So…what have we learned after 17 days from Nice to
Amsterdam?
Most recently
we learned that much of Europe cannot stand any prolonged high temperatures,
since A/C isn’t nearly as common as in the United States. We have a friend who lives
at 3,000 ft elevation in Switzerland. Temperatures soared above 100. In France,
people have died. Not specifically ascribing all this to global warming, but it
is troubling.
While in
Amsterdam, just as the heat wave started, we went to a site with several
working windmills. Along the way there were sheep who would normally be grazing
in a small field along the path. They were trembling and panting in the heat. Again,
because this is so strange, there was no fresh water available and the small
canal running through the field was green. I would be willing to bet that
several have since died.
Our first boat
had a passenger list with many Aussies, New Zealanders, Canadians, and some
Americans, but Americans were in the minority. I learned than the current
resident of 1600 Pennsylvania Avenue has very few friends in the rest of the
world. This includes China, and Taiwan as well. We had numerous common
interests and wonderful conversations with many people from essentially all the
nationalities on board. It was a sort of odd feeling, sensing that they were
unsure of our political leanings, and they seemed relieved to find that our nausea with the current administration mirrored their own, as caution turned to
sympathy.
I reaffirmed
something I already was fairly sure of, that being that the fact that simply because
someone has held a fairly high military rank carries no guarantee of reasoning
ability. Neither of us, nor most people in fact, would even think to broach a
politically sensitive subject at dinner, especially with people one has just
met. We had, by day three, met and frequently dined with several couples,
Canadian, Taiwanese living in the Philippines and New Zealanders. One evening at a table for eight, another
couple we had met and opted not to be any closer to dined with us.
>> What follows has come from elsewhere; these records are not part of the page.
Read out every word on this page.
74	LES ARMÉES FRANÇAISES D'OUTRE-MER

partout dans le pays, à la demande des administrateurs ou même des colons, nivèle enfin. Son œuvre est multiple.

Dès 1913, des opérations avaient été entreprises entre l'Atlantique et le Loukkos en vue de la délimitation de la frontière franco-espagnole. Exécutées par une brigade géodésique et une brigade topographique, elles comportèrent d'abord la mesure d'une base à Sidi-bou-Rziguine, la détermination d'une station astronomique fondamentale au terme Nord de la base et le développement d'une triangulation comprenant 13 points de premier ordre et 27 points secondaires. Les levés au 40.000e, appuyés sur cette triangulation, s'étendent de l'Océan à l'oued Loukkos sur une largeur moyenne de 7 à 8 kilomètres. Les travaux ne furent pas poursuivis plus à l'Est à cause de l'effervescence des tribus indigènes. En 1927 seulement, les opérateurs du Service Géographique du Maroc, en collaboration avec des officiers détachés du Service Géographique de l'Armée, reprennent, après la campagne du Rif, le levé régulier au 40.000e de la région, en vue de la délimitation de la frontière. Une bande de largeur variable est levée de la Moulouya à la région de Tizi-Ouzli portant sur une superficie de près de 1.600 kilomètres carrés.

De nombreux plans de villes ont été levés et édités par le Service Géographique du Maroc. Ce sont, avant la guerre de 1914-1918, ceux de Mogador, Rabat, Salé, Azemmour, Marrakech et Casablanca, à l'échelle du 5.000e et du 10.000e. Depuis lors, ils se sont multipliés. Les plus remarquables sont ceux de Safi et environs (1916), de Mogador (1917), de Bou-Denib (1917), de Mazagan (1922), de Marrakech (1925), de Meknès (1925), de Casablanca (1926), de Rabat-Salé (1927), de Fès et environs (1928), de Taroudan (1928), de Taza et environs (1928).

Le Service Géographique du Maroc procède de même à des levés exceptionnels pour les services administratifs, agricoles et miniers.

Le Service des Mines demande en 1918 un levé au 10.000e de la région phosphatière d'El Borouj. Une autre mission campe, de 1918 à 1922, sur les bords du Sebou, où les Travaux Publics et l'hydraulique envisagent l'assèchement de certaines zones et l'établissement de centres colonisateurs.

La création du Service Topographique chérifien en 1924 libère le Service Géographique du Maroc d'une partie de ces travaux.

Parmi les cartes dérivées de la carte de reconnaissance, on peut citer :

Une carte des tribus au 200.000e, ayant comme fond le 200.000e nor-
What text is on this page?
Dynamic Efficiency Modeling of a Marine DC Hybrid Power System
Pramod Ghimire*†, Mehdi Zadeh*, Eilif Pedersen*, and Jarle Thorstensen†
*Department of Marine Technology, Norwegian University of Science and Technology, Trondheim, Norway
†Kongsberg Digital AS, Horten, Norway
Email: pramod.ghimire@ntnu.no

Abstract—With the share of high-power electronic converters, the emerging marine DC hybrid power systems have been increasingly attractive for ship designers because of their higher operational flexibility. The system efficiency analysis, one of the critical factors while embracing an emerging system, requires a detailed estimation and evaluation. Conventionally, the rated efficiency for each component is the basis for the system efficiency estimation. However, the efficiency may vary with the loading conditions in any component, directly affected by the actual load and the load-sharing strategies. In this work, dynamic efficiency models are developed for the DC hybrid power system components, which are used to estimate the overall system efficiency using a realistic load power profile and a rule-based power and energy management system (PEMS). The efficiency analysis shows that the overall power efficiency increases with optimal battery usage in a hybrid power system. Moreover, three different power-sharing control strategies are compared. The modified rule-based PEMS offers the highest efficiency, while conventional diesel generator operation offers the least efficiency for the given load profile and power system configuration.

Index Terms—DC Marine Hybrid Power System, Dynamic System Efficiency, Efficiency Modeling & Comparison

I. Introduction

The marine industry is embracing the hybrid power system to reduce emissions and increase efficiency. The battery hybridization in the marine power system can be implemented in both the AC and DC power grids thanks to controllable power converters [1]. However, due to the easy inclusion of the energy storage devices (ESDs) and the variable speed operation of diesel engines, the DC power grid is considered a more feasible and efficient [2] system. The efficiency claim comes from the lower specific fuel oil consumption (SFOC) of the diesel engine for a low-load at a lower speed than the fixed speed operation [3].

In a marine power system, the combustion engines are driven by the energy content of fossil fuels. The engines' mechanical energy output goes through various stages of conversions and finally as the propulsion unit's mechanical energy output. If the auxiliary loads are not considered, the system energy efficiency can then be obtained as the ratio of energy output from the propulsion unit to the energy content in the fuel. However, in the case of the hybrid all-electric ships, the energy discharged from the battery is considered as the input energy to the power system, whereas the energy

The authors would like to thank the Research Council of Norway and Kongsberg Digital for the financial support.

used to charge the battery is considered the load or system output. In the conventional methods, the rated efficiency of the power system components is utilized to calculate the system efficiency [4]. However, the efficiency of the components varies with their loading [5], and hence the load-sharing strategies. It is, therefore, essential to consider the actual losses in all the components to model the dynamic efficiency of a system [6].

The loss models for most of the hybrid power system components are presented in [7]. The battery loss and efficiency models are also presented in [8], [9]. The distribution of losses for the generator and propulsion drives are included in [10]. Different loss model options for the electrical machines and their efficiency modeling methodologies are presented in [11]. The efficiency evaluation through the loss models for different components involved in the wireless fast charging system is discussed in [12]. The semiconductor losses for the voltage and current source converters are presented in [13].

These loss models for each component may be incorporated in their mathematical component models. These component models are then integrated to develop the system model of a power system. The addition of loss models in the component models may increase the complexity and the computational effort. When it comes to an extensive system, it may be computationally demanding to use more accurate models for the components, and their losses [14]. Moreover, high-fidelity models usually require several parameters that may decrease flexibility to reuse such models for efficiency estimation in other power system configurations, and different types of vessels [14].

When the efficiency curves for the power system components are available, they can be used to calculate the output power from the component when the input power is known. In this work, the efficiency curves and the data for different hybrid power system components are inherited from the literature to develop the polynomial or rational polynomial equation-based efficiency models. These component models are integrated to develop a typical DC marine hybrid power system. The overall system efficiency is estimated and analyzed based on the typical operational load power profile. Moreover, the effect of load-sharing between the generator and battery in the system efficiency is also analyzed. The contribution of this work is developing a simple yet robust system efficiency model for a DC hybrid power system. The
He – a retired
Army colonel, she a proudly proclaimed 30-year DOD employee with “seventeen broken
bones in my back.” You can see this coming,
huh?
Sometime and
for no reason I can recall, the conversation turned to real estate prices in
various areas. Think it was the Canadian
man who mentioned the housing bubble collapse as having less impact in Canada
than in the US. Out of the blue, "the Colonel" said something like, “Well it was
Obama telling poor people they should be able to buy houses they couldn’t
afford.”
You’d have been
proud of me because I didn’t stand up and point out to the moron that the
housing bubble collapse, beginning in late 2006 and coming to fruition in early
2008 happened before Barack Obama was even inaugurated, or that it was Texas Republican
Senator Phil Gramm, called by some economists “the father of the collapse” who pushed two pieces of legislation very much
responsible for the free for all that ensued. I didn’t tell him that the both the
legislation to allow commercial banks to merge with invest banks, coupled with
the legalization of adjustable rate mortgages were Phil Gramm initiatives aimed
at undermining the post Great Depression restrictions on bank shenanigans imposed
by the Glass-Steagall Act. While these things coursed through my mind, I think
I settled for “It’s not that simple.” Not content to let it go, the wife
proceeded to blame Obama for the Clinton era legislation of ten years earlier, regarding
forcing banks to stop “red-lining” (simply refusing to provide mortgage loans
based on color and neighborhood vice ability to pay). Our Canadian and New
Zealand friends were non-plussed. From that night on, Katerina, the Slovak wife
of the New Zealand anesthesiologist, made sure we had a table for six and
filled it up.
I mention this
because it stands in such stark contrast to the river cruise of several years
ago during which strangers would broach the subject of their admiration for Barack
Obama. French, Brits, Aussies, no matter. All admired the man.
I also reinforced
my opinion that Australians and New Zealanders really know how to vacation! I
could walk into the lounge and quietly say Aussie, Aussie, Aussie, and
immediately hear Oy, Oy, Oy in return. It’s a silly thing, but it’s fun. The couple
from the Philippines, Nancy (Han Chinese) and Lawrence (Taiwanese) were
charming and just as disgusted with Der Trumpf. Successful co-owners of a
financial services company, they were just as sickened as we are by the lack of
civility in the man. If dumping a passenger overboard weren’t a crime…….
I also learned
that France is gorgeous but has no corner on the ability to produce good wines.
We went to four separate tastings in Châteauneuf du pape, Beaujolais, Burgundy,
and Alsace. Of the 13 wines we were offered, one at more than 35 Euros/bottle (about $40 US),
none were so good that I couldn’t do better at my local wine vendor. That means
better wine at a better price. We sort of knew this several decades ago when
American wines began winning international gold medals, but I have seen first-hand
now. Again, the dirty little secret is that almost all French vines were replanted
after phylloxera all but wiped out grapes in France. What were they replanted
on? American rootstock. Nearly all French wine, including expensive French
wine, comes from vines grafted onto American roots.”
I learned a lot more but that’s enough for now.